On May 2, 2016, the Colorado Supreme Court answered that question – the State gets to decide where fracking will be allowed. The Court today decided two similar cases addressing this issue. The first case involved Longmont’s outright ban on fracking and the storage of fracking waste within the city. The second case involved Fort Collin’s five year moratorium on fracking and the storage of fracking waste within the city. (The Colorado Supreme Court ruled the same way in both cases. We therefore just address the Longmont case.)

The issue was whether state regulation of fracking preempted local regulation of fracking. Longmont passed its ban, as an amendment to the city’s charter, in 2012. After passage, the Colorado Oil & Gas Association sued Longmont, challenging Longmont’s fracking ban. The Colorado Oil and Gas Conservation Commission (COGCC) joined that lawsuit. The Plaintiffs argued that the COGCC’s extensive rules regulating fracking preempted any local regulation of the industry. In other words, the state agency was the exclusive authority to regulate fracking within the state.

The trial court ruled in favor of the Plaintiffs, finding that the Colorado Oil and Gas Conservation Act precluded Longmont’s total fracking ban, since the Longmont law created an “operational conflict.” While the trial court struck down the Longmont ban, its ruling was stayed pending the appeal.

The Colorado Supreme Court affirmed the trial court’s ruling. The Colorado Supreme Court first determined that the regulation of fracking was a matter which implicated both state and local concerns. The court then proceeded with a detailed technical analysis of the law of preemption. The court found that there was operational preemption because the Longmont ban would prevent oil and gas operators from using the fracking process, even where such use was in full compliance with state requirements.

Significantly, however, the Colorado Supreme Court rejected the Colorado Oil & Gas Association’s claim that the COGCC had the “exclusive” authority to regulate fracking. This potentially leaves open the possibility than municipalities could craft more limited zoning regulation of fracking.

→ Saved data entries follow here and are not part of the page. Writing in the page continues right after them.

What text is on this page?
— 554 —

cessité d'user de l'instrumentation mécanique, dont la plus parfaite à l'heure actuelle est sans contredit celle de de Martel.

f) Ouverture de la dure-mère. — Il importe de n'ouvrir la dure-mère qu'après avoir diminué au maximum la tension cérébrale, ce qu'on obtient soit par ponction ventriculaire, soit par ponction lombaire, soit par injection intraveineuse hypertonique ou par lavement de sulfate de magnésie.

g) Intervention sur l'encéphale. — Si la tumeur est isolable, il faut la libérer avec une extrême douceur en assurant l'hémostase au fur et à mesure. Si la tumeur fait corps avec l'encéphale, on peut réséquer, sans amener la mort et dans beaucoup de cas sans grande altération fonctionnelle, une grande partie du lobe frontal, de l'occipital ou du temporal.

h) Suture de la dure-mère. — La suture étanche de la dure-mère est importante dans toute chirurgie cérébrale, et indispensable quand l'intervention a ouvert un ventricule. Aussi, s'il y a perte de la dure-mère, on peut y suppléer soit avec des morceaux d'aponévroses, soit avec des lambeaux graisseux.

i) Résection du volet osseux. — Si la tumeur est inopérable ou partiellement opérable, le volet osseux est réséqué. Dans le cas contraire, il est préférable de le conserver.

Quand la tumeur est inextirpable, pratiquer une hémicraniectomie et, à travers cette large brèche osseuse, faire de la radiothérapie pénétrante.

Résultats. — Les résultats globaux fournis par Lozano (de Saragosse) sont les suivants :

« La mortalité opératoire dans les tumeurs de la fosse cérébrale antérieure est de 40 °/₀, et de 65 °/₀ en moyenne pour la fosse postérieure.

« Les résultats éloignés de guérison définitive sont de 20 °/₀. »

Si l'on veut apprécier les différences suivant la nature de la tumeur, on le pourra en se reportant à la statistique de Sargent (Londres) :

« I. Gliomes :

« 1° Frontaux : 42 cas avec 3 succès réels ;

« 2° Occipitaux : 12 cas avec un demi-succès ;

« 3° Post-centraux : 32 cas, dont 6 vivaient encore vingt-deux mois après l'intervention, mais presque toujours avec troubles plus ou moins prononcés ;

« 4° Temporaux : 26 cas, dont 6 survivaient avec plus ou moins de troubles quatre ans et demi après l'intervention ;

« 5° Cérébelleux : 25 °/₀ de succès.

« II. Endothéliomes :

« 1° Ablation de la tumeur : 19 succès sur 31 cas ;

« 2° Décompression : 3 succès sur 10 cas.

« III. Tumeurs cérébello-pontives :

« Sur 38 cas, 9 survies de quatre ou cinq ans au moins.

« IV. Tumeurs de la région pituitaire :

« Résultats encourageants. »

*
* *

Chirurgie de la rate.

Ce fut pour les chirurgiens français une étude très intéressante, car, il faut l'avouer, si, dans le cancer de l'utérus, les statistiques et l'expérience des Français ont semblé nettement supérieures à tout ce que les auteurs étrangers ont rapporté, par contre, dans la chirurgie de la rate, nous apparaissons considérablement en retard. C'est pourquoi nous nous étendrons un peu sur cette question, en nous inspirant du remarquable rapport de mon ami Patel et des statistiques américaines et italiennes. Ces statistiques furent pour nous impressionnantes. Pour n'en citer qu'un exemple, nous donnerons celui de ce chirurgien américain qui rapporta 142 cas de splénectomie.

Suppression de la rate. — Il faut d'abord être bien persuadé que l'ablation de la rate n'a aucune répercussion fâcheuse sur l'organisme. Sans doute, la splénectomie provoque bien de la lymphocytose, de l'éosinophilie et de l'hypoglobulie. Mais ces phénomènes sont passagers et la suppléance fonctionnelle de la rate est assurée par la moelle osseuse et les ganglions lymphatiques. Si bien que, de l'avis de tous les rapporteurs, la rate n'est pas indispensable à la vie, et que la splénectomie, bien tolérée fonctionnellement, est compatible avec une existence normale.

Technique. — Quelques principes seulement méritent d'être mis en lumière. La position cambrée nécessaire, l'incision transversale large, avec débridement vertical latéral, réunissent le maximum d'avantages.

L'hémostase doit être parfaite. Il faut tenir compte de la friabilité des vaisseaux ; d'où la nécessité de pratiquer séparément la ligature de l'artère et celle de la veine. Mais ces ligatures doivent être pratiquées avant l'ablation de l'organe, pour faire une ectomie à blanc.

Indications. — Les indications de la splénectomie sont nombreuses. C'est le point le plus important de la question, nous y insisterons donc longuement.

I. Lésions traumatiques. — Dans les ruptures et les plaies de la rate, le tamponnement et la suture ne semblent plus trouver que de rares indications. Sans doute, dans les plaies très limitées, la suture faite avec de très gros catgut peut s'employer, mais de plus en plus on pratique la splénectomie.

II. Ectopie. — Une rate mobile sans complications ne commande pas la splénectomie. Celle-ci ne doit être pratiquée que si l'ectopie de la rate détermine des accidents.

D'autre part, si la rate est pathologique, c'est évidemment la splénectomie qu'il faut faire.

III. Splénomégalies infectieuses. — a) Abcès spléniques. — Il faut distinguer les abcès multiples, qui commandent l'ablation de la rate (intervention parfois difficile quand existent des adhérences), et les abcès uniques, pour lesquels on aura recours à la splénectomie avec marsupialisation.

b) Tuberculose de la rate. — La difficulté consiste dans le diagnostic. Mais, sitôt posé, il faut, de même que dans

What does this mean for the oil and gas industry in Colorado? It means simply that municipalities cannot ban the fracking process and that the use of fracking can proceed as allowed by state law. For mineral interest owners, this ruling preserves the value of those mineral interests regardless of where those interests are located, since it appears that local laws will not be able to destroy those mineral interests.